The gram negative bacterium C jejuni, the most often identified trigger pathogen in GBS, may also be a trigger for Miller Fisher syndrome and encephalopathy. Subsequent toC jejuni enteritis, our patient showed consciousness disturbance (drowsiness and confusion), hyperreflexia, and tetraparesis as well as external ophthalmoplegia and ataxia of the cerebellar type. Serology and isolation of the bacterium from his faeces confirmed prior C jejuni infection. BBE was diagnosed because five (cases 6, 7, 8, 13, and 18) of the 18 patients with BBE described by Al-Din et al 3 (Bickerstaff being one of the authors) had limb weakness. This diagnosis was supported by the presence of anti-GQ1b IgG antibody, a serological marker of BBE and Miller Fisher syndrome.4 Overlapping BBE and GBS was another possible diagnosis, and this has been reviewed elsewhere.5 The presence of BBE (or overlapping BBE and GBS) after infection byC jejuni supports the speculation that BBE and GBS are closely related and that BBE is an autoimmune disorder that occurs after microbial infection.
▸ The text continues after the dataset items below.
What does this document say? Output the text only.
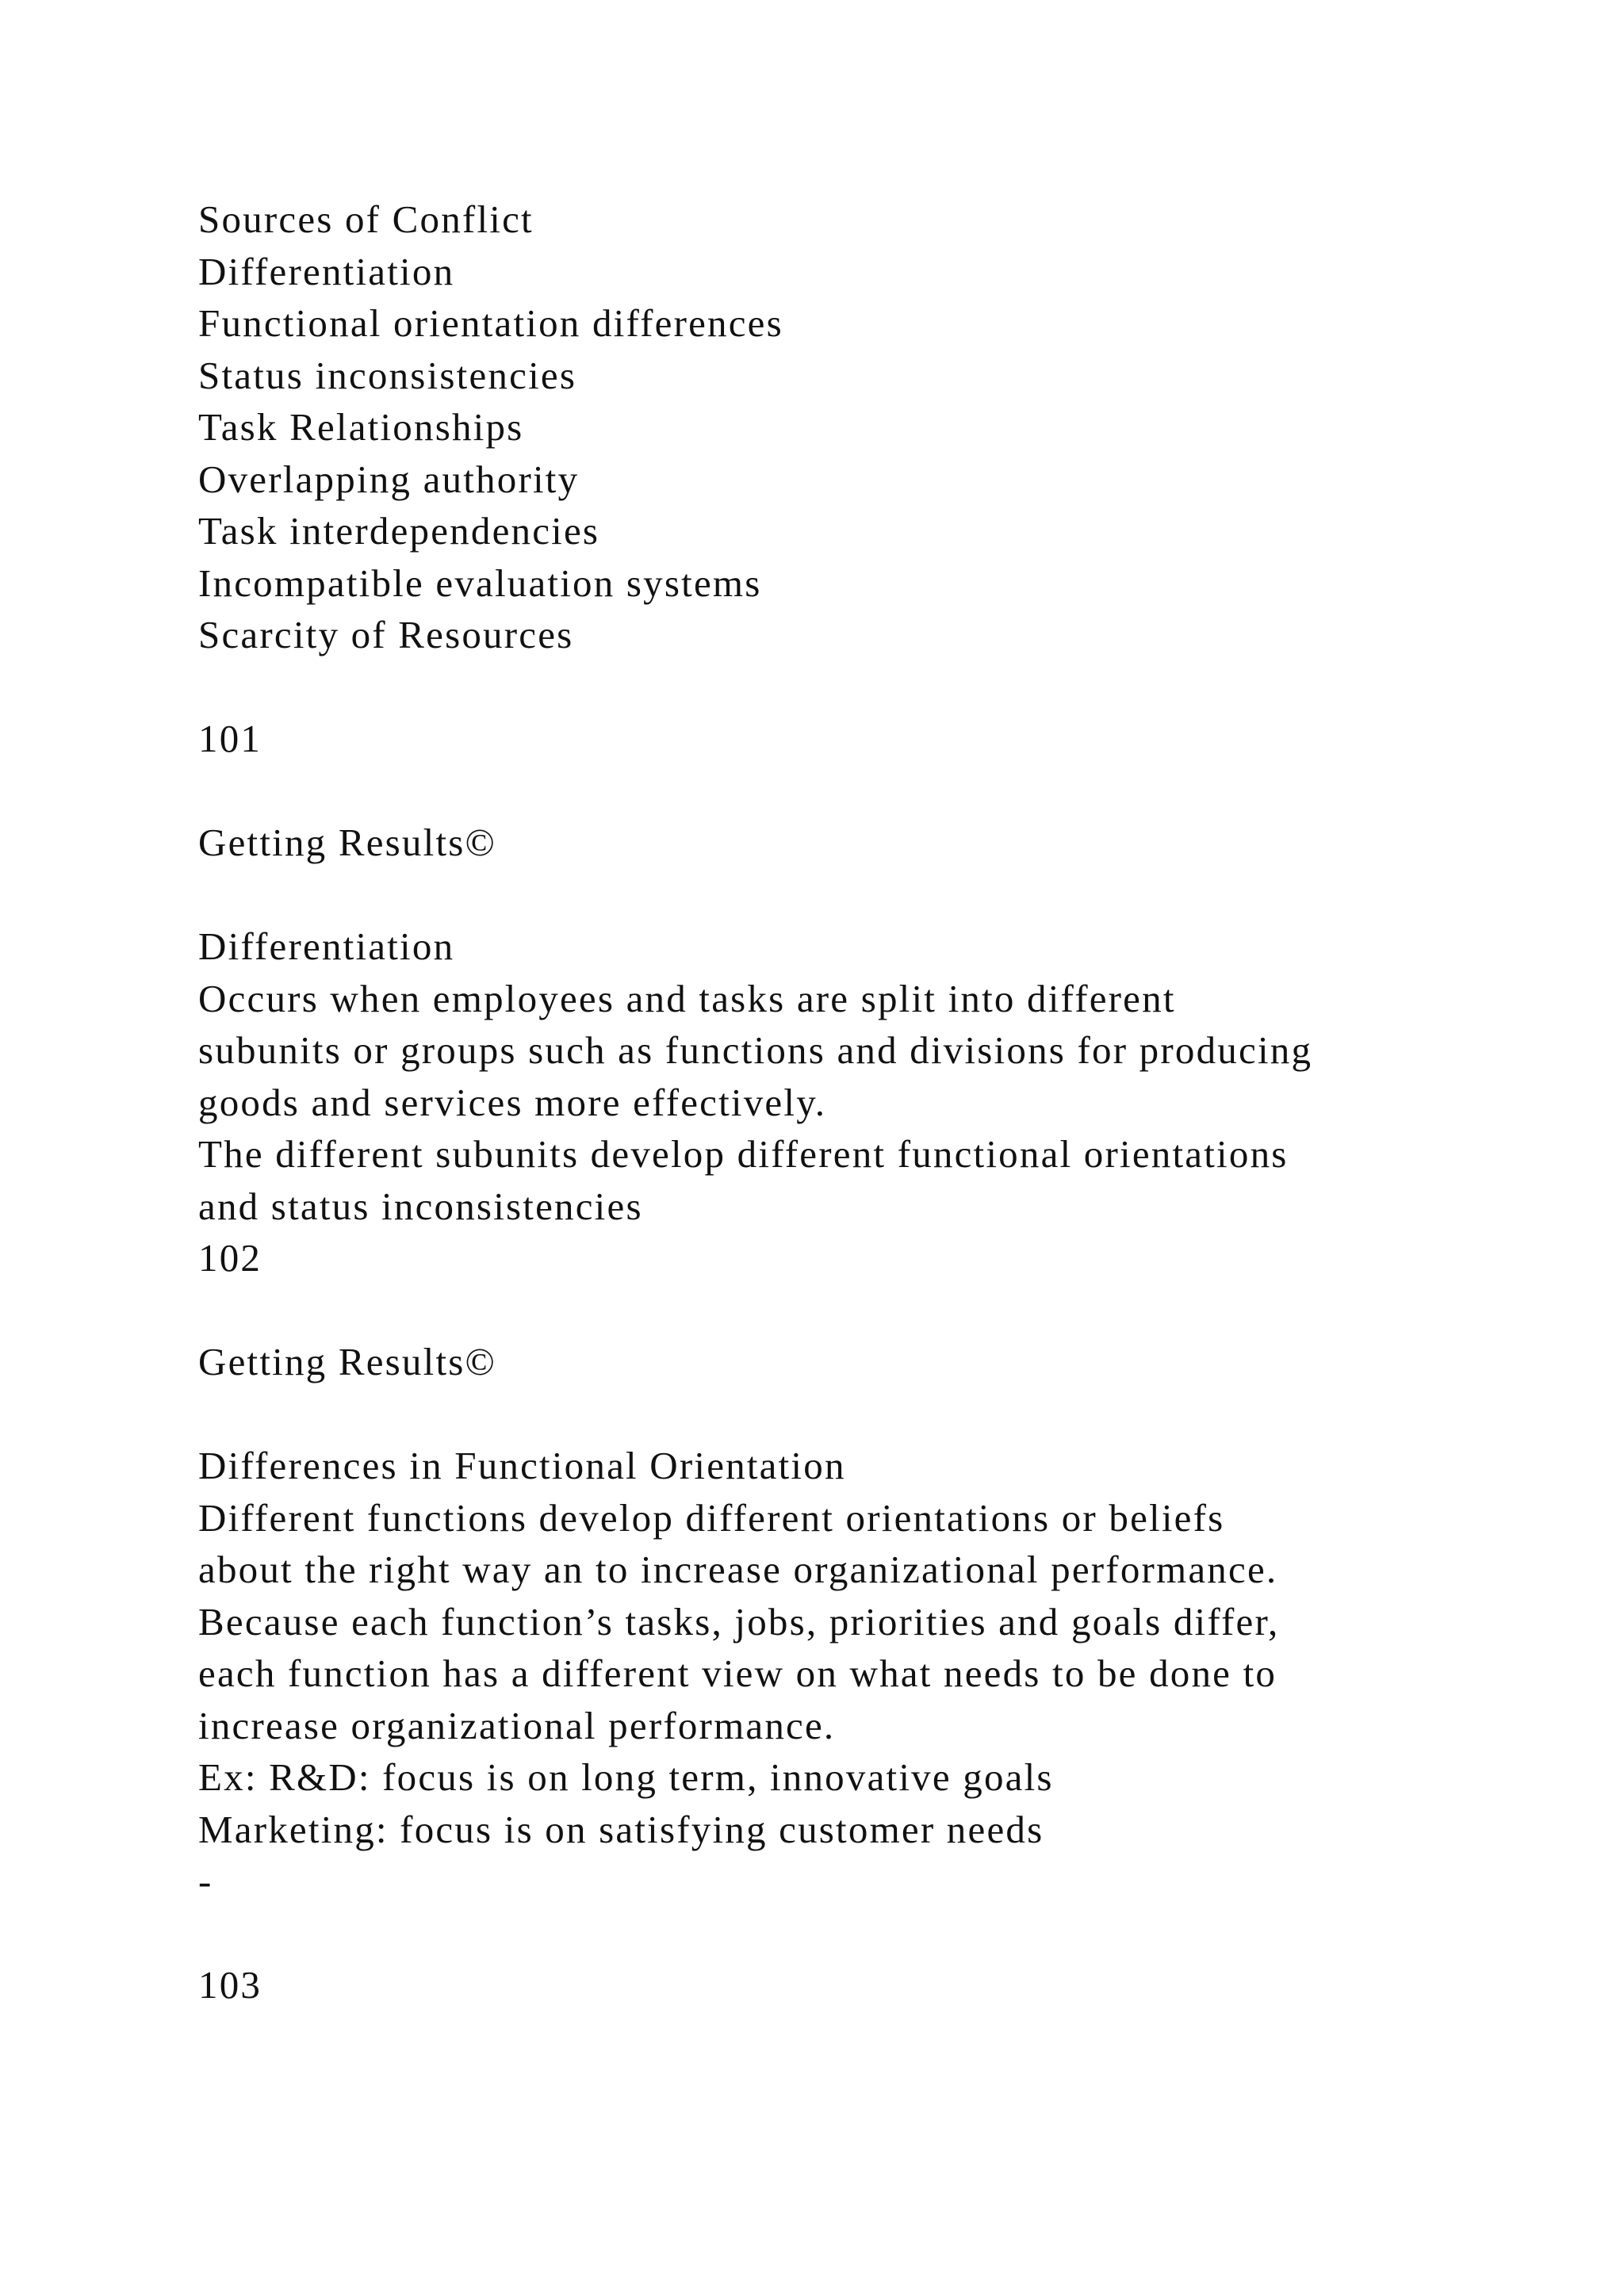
Sources of Conflict
Differentiation
Functional orientation differences
Status inconsistencies
Task Relationships
Overlapping authority
Task interdependencies
Incompatible evaluation systems
Scarcity of Resources
101
Getting Results©
Differentiation
Occurs when employees and tasks are split into different
subunits or groups such as functions and divisions for producing
goods and services more effectively.
The different subunits develop different functional orientations
and status inconsistencies
102
Getting Results©
Differences in Functional Orientation
Different functions develop different orientations or beliefs
about the right way an to increase organizational performance.
Because each function’s tasks, jobs, priorities and goals differ,
each function has a different view on what needs to be done to
increase organizational performance.
Ex: R&D: focus is on long term, innovative goals
Marketing: focus is on satisfying customer needs
-
103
We previously reported the occurrence of GBS in two family members after C jejuni infection.6 The clinical features of that second case are very similar to those of the case reported here; the patient was comatose and showed external ophthalmoplegia. Overlapping GBS and BBE, therefore, could also be diagnosed for that patient. Anti-ganglioside serology testing was not possible because no serum was kept. Aspinall et al 7 proposed that the lipopolysaccharide of the strain OH 4384 isolated from that patient with GBS has a GT1a-like structure. We partially confirmed this using anti-GT1a monoclonal antibody but in addition showed that OH 4384 has lipopolysaccharides that bear GM1, GM2, GD1a, GD2, GD3, GT1b, or GQ1b epitopes.8 Goodyear et al 9 immunised mice with the lipopolysaccharide from OH 4384 and cloned three monoclonal antibodies with GQ1b reactivity. Anti-GQ1b IgG usually cross reacts with GT1a, and GQ1b is abundantly expressed in human ocular motor nerves.10 Infection byC jejuni bearing a GT1a-like or GQ1b-like lipopolysaccharide may induce the production of anti-GQ1b IgG antibody, which then may bind to ocular motor nerves causing paresis of the extraocular muscles in patients with overlapping BBE and GBS.

Effective therapy for BBE has yet to be established. As stated above, BBE and GBS are closely related; therefore, steroids should not be used to treat BBE. Instead, the established treatments for GBS, plasmapheresis and intravenous immunoglobulins (IVIg), should be used. Some patients with BBE have responded favourably to plasmapheresis,4 and the patient in our case responded favourably to IVIg. We recommend not giving steroids, but using IVIg (or plasmapheresis) to treat BBE. Controlled clinical trials are required to establish the efficacy of these procedures as therapeutic for BBE.